Like Brexit, Sexit is an unholy war waged against ambivalence — a hostile act against the flux of our ever-changing preferences, inclinations and desires; against adolescence, in particular, because that is the time of our most voluptuous doubts. It uses the codes of religious or cultural exceptionalism to make women out of girls and men out of boys. At any price and at any cost to the in-between.
It shouts because it can’t say the words it would need to speak. It has no vocabulary between yes and no. It shouts louder to drown out the prurient whispers that keep it awake at night. It shouts because it fears, hates and longs to find itself in those unmapped pastures where the wild things go.
Its opposite is fluid, not fixed. Fluidity rejects the binary to embrace complexity. It seeks questions, not answers. It speaks most clearly without words.
It’s a creative search — as curious, insecure, tentative and terrifying as any other kind of creative exploration — for a sexual self defined and made whole by itself alone.
Gender fluidity is an exchange with the self, not a transaction with another. It seeks beginnings, not endings. If it has a destination it is a place without blame.
So too the fluidity of race, colour, national identity, political identity and personal choice. Sexit, Brexit and the twittering archangels of othering want to define us by what we are as stereotypical citizens of any given state — sexual, social, national or political — with the express intention of sabotaging our faith in who we are as individuals.
Our world is not divided by race, color, gender, or religion. Our world is divided into wise people and fools. And fools divide themselves by race, color, gender, or religion.

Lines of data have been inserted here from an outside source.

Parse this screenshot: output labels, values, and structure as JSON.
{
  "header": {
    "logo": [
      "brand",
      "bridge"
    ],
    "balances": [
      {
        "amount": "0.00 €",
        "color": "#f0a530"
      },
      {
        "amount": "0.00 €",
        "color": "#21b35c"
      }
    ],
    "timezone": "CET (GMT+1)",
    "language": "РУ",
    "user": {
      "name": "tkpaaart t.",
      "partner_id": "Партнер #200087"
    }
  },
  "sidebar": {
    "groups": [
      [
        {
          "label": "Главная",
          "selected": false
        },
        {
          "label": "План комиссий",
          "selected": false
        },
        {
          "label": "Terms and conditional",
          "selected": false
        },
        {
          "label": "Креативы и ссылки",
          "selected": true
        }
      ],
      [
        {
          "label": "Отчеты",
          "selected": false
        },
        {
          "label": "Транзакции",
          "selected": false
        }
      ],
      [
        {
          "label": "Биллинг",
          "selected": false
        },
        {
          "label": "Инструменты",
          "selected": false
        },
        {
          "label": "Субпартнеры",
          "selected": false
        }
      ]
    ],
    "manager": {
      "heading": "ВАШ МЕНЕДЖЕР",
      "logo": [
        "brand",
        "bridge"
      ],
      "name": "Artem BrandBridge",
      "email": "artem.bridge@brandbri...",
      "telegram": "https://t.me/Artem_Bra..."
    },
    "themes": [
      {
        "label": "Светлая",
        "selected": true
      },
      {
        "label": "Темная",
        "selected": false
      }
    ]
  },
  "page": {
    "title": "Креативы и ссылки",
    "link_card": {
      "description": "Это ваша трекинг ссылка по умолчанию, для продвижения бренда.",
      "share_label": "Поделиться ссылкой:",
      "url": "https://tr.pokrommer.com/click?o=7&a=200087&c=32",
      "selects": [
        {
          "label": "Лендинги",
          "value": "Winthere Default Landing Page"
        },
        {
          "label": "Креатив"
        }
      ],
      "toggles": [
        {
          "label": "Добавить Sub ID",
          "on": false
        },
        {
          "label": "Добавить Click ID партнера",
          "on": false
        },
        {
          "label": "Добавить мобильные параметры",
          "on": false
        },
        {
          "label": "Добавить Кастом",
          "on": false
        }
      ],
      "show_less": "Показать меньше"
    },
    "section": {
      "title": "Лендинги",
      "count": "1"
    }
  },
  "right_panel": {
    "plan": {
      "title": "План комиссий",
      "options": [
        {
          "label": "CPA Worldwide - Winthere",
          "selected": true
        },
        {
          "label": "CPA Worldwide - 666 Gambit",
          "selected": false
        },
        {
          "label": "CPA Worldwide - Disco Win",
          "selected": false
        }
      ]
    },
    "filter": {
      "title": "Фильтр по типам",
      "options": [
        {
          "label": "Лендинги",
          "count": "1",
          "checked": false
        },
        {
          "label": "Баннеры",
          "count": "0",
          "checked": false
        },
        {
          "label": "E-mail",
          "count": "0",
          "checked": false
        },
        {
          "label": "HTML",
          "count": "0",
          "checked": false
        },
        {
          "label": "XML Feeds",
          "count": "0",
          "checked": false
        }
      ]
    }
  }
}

Mohamad Safa, United Nations, ECOSOC Rep.
So it’s both timely and heartening to see this principle articulated so publicly by the IOC on behalf of the landless, the homeless, the disenfranchised and the long dismissed:
It’s not where you’re from that defines you, it’s where you’re going.
IOC Refugee Olympic Team, TV commercial by Wieden+Kennedy Amsterdam
Hence, with more than several degrees of ambiguity, my exit stage-left to the land of in-betweeners: — a refugee, not from those I will love to my dying days, but from definitions that shackled me to a self I could no longer abide.